Scenario: Alice has a wallet A1bz (let's say these are the first 4 characters of the private key in wallet import format so we don't have to deal with too many characters) with wallet address 1A1 and 100 mBTC in it. She also has a wallet A2bz with wallet address 1A2 for change and wants to send 50 mBTC to Bob's wallet with public address 1B1 at 15:00 but only pays 0.01 mBTC fees (as opposed to 0.1 mBTC) which would be the recommended amount. This means that the transaction probably won't go through right away but will have to wait for a few hours.

This means that transaction1 is built like this:

transaction1: (1A1) -> (1A2(49.99 mBTC), 1B1(50 mBTC), fee(0.01 mBTC))

So transaction1 requires that there are 100 mBTC in wallet 1A1.

However, Carlos comes along and sends 1 mBTC to Alice at 15:05:

transaction2: (1C1) -> (1A1(1 mBTC), 1C2(4.9 mBTC), fee(0.1 mBTC))

transaction2 goes through right away in the block which closes at 15:10. transaction1 isn't confirmed at that point in time.

Does this mean that Carlos aborted transaction1? Afaik, the inputs need to be depleted entirely which is why change is needed in the first place.

1 Answer 1



The addresses in Bitcoin only signify ownership. You don't need to spend all money from an address or any such thing. The atomic units of Bitcoin transactions are Unspent Transaction Outputs (UTXO).

UTXO are uniquely identified by the txid of the transaction that created them, and their position in said transation's output list.

E.g. if the transaction id of transaction1 were tx01 the 49.99mBTC output to Alice would be tx01-00 and the 50mBTC output to Bob would be tx01-01 (computer scientists start counting at 0).

To spend a UTXO, you'd reference them by this identifier, i.e. "I want to spend tx01-00". Then you need to provide a signature that corresponds to the address that tx01-00 was assigned to, and you get to reassign the balance that tx01-00 represents. Afterwards, tx01-00 is invalidated.

So, in your example transaction1 spends UTXO that are unrelated to transaction2, so transaction2 has no bearing whatsoever on transaction1.

  • Does this mean that Alice doesn't need a change address at all if her wallet 1A1 (which holds exactly 100 mBTC) previously received 50.01 mBTC, 30 mBTC, and 19.99 mBTC and she wants to send 50 mBTC to 1B1?
    – UTF-8
    Commented Jun 14, 2016 at 19:33
  • Correct. Addresses can be reused indefinitely.
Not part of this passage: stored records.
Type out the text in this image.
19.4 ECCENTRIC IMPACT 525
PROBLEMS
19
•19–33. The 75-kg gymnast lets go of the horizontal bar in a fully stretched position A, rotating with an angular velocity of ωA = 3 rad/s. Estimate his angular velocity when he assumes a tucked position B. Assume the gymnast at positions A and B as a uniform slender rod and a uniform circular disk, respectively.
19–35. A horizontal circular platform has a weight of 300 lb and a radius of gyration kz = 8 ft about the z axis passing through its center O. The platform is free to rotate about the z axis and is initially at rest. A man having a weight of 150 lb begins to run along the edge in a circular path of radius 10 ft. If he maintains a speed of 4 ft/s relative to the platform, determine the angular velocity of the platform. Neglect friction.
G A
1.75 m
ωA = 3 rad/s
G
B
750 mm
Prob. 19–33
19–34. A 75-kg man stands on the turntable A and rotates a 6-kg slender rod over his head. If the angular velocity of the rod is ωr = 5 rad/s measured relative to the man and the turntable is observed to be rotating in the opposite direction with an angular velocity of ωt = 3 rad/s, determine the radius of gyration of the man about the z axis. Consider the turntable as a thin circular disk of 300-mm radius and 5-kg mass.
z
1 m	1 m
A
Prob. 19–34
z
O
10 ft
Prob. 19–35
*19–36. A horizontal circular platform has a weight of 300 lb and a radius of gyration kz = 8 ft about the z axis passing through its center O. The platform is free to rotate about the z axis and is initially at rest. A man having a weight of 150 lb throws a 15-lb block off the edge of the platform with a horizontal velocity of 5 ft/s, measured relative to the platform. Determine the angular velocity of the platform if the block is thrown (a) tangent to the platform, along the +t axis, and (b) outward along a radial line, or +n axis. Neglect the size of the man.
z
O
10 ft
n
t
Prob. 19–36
They are not chiefly due to privacy reasons.
    – Murch
    Commented Jun 14, 2016 at 19:35
  • 1
    I know that they can be reused. But I read somewhere that you always have to spend everything an input has. What exactly is an "input"? Is it the unpent transaction output or is it an address? Let's say Alice wants to spend 99.99 mBTC and has the same history for address 1A1 as mentioned above (she received money 3 times). She does not include any other address in the transaction, so all 99.99 mBTC come from 1A1. Is the number of inputs 1 or 3?
    – UTF-8
    Commented Jun 14, 2016 at 19:42
  • 1
    Addresses are only a marker for ownership. They only symbolize the private-key that needs to be invoked to sign validly. Transactions consume UTXO as inputs. Those you have to spend completely. Anything you don't assign falls to the miners as transaction fee. So, in the above example, the 100mBTC would presumably be one UTXO, and if the rest were not assigned, it would all be a transaction fee. Fees are not outputs, just unassigned left-overs of the inputs.
    – Murch
    Commented Jun 14, 2016 at 19:50
  • It made perfect sense until you wrote "So, in the above example, the 100mBTC would presumably be one UTXO". Shouldn't the 50.01 mBTC chunk be 1 UTXO, the 30 mBTC chunk be another one, and the 19.99 mBTC be a third one?